— Ma esistono certamente dei documenti. Il mio buon amico, Pelorat, raccoglie miti e leggende della Terra, qualsiasi cosa, da qualunque fonte provenga. È la sua professione e, soprattutto, il suo passatempo. Quei miti e quelle leggende sono tutto quello di cui disponiamo. Non esistono documenti veri e propri, né testimonianze concrete.
— Documenti di ventimila anni fa? Le cose si deteriorano, si consumano, vengono distrutte dall’inefficienza o dalla guerra.

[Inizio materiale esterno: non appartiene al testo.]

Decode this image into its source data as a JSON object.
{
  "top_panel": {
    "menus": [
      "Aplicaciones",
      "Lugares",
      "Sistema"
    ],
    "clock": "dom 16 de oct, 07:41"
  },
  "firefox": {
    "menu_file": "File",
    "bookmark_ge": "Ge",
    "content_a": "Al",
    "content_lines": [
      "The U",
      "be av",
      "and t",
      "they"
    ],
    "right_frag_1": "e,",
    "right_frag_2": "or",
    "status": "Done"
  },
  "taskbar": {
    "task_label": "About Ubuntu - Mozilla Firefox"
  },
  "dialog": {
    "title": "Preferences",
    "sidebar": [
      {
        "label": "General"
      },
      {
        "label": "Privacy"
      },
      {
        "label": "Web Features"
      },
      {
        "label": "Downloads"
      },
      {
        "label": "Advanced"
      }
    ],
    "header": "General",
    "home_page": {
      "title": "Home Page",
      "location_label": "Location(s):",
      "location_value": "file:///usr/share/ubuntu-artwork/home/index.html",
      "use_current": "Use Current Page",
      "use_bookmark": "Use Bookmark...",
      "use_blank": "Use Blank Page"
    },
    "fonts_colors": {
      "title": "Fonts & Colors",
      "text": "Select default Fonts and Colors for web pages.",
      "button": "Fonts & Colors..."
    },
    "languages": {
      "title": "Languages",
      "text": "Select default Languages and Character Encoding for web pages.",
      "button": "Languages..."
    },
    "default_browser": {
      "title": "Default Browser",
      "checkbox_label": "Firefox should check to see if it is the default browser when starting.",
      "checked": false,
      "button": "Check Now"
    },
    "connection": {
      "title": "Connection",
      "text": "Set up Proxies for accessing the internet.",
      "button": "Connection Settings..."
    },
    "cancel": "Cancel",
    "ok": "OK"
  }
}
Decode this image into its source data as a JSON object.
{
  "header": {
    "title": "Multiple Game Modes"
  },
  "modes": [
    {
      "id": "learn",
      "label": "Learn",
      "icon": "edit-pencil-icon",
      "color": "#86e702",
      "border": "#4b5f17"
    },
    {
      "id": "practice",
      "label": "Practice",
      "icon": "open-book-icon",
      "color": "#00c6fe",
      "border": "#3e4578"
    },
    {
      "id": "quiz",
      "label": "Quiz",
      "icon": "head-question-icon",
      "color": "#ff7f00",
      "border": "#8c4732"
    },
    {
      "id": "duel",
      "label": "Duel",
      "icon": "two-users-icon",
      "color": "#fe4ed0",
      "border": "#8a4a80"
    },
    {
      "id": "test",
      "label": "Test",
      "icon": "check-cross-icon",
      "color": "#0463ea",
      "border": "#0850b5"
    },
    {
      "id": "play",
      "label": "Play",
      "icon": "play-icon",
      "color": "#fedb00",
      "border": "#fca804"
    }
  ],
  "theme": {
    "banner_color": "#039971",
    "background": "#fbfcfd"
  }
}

— Ma dovrebbero esserci dei documenti: copie, copie delle copie, e copie delle copie delle copie; materiale utile molto più recente di venti millenni. Sono stati sottratti. La Biblioteca Galattica di Trantor doveva avere dei documenti riguardanti la Terra. Di tali documenti si parla in noti trattati storici, ma i documenti non esistono più nella Biblioteca Galattica. I riferimenti ci sono, ma qualsiasi citazione degli originali manca.
— Ricorda che Trantor è stato saccheggiato alcuni secoli fa.
— La Biblioteca è rimasta intatta. Era protetta dal personale della Seconda Fondazione. E sono stati quegli uomini a scoprire recentemente che il materiale collegato alla Terra fosse scomparso: il materiale è stato sottratto di proposito in tempi recenti. Perché? — Trevize smise di passeggiare e fissò Dom. — Se troverò la Terra, scoprirò cosa nasconde…
— Nasconde?
— Nasconde o si nasconde. Quando l’avrò scoperto, ho la sensazione che saprò perché abbia scelto Gaia e Galaxia invece della nostra individualità. Allora, presumo, saprò, non sentirò solo, di avere ragione, e se avrò ragione — Trevize alzò le spalle rassegnato — così sia.
— Se ne sei convinto — disse Dom — e se credi di dover rintracciare la Terra, allora naturalmente noi ti aiuteremo per quanto possibile. È comunque un aiuto limitato. Per esempio, io/noi/Gaia non sappiamo dove possa essere situata la Terra tra la miriade di mondi che costituiscono la Galassia.